To do the things that make me, personally, feel most alive means doing the following things. To be fully alive I need to be open to the intensity of the feminine erotic in paintings, music, photography and dance. But to do this a person needs to first be introduced to these things and then have time and freedom to revel in them. If you are on the edge of losing your job or your house and your identity is threatened you don’t have the time or the inclination to be listening to Mozart. To be open to being fully aware through wondering about your place and the place of others in the world you need to be living comfortably and to have time to wonder, you can’t be working a double shift. To be open to others and the needs of others you can’t be consumed with the need to pay for rent or electricity or medicine. To be able to do work that is satisfying you need education and a healthy economy which is, possibly, a capitalist economy, and possibly not.

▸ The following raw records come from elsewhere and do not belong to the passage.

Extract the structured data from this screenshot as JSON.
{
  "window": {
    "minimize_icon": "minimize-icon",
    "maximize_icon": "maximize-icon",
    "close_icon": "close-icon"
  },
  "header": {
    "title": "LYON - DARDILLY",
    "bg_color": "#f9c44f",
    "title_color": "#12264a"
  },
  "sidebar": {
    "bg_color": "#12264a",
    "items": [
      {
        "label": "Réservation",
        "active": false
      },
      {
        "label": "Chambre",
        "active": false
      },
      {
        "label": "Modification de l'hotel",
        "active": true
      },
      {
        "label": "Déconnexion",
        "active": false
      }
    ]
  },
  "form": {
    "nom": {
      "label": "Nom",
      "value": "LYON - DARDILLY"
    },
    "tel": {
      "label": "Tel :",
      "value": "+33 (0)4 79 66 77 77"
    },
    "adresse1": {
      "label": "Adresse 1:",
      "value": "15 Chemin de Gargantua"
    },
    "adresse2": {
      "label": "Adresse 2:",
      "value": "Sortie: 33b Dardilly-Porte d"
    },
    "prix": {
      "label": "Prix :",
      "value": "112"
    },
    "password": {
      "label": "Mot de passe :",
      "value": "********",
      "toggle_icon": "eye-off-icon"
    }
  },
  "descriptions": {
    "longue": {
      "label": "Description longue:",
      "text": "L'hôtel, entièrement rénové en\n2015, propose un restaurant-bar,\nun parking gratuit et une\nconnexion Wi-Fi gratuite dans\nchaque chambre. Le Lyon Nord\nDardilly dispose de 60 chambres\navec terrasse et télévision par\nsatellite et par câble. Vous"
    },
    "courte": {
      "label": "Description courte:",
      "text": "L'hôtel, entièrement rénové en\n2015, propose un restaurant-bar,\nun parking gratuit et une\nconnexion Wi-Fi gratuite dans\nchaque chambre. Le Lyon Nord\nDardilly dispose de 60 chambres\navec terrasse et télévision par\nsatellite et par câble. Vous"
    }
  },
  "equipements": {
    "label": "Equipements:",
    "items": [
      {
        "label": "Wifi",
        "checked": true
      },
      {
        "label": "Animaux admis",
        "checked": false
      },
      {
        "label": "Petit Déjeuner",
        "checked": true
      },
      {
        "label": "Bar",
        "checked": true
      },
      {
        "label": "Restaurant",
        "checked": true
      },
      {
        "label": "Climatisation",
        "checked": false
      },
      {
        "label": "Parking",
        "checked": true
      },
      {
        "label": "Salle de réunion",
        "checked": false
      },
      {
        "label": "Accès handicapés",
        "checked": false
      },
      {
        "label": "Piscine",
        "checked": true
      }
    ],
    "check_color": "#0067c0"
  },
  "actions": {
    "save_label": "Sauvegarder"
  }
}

To be born again in all of these ways you need first to have the necessities of life and free time to open up to what touches you most deeply. You don’t need to be rich, living simply may save you from being burdened with a huge house and endless possessions, but you do need a room of your own, enough to eat and if you are going to delight in everything an iPad offers you need to be able to afford an iPad or at least have access to one. And if you are going to travel, even travel in a Scott’s Cheap Flights and Airbnb way, you need to have money enough saved to travel this way.

It is not hypocrisy to have time to wonder; it is not hypocrisy to open up to music, art and literature; it is not hypocrisy to have time to listen to and care for others; it is not hypocrisy to be educated and to have a job that is satisfying. These are all things which everyone should have, ways of being fully alive that everyone should enjoy. And giving them up because others can’t afford them or imagine them doesn’t make me more alive. It makes me, any of us. less alive. So the way out is not to give everything to the poor and to be poor and without enthusiasm myself. It is finding a way to have a society in which everyone has the basics and is able to live fully without people being burdened with excess wealth and things. Capitalism is great at production and not so good at distribution, Socialism is good at distribution but not so good at production. So it seems, to this non economist, non political scientist, somewhat naive optimist, that the solution is somewhere in the middle but with absolutely no idea how to get there. But polarization between wide eyed progressives and no, no, no conservatives that leads only to shouting and violence, a recipe for civil war, seems to be no resolution at all.

Was it worth the ten minute digression or not? If not, skip it next time I offer it.

One comment

  1. dorowurzbach's avatar
    dorowurzbach

    Deine Ausführungen regen einem an über das eigene Leben nachzudenken. Wieviel braucht ein Mensch zum Leben .Es sollte schon so viel sein, das man sich seine kleinen Wünsche erfüllen kann. Ich brauche eigentlich auch nicht viel. Aber ich möchte nicht mehr auf meinen Hund verzichten. Ich stricke gerne also brauche ich auch das Geld für Wolle. Wenn ich malen möchte brauche ich die Farben ,Lebensmittel nicht immer nur das Notwendigste kaufen sondern auch einmal etwas worauf man spontan Lust hat. Bildung gehört natürlich dazu, ohne hätte man sicher keine Absicherung im Alter .Außerdem lernen wir nicht unser ganzes Leben lang durch die Erfahrungen und Erlebnisse die man im Laufe seines Lebens erlebt.
    Musik hören was Jesus zu der damaligen Zeit sicher noch nicht konnte. Da gab es unsere heutige Technik noch nicht. Ich denke wir sollten vielleicht aber Empathie für die Mitmenschen haben und ein offenes Ohr für Probleme. Wenn man helfen kann ,helfen oder einfach nur zuhören.
    Dann kommt man in der heutigen Zeit aber gleich wieder mit Corona in Konflikt. Hätte Jesus die Menschen getrennt in Gesunde oder Geimpfte oder Kranke? Zu Jesus konnte jeder kommen ob so oder so.
    Ich bin auch dankbar für mein Laptop oder Handy. So hat man doch leichter Kontakt zu anderen Personen und fühlt sich nicht ganz so alleine.
    Deshalb bin ich froh deine Texte zu lesen. So fängt man an sein eigenes Leben zu reflektieren.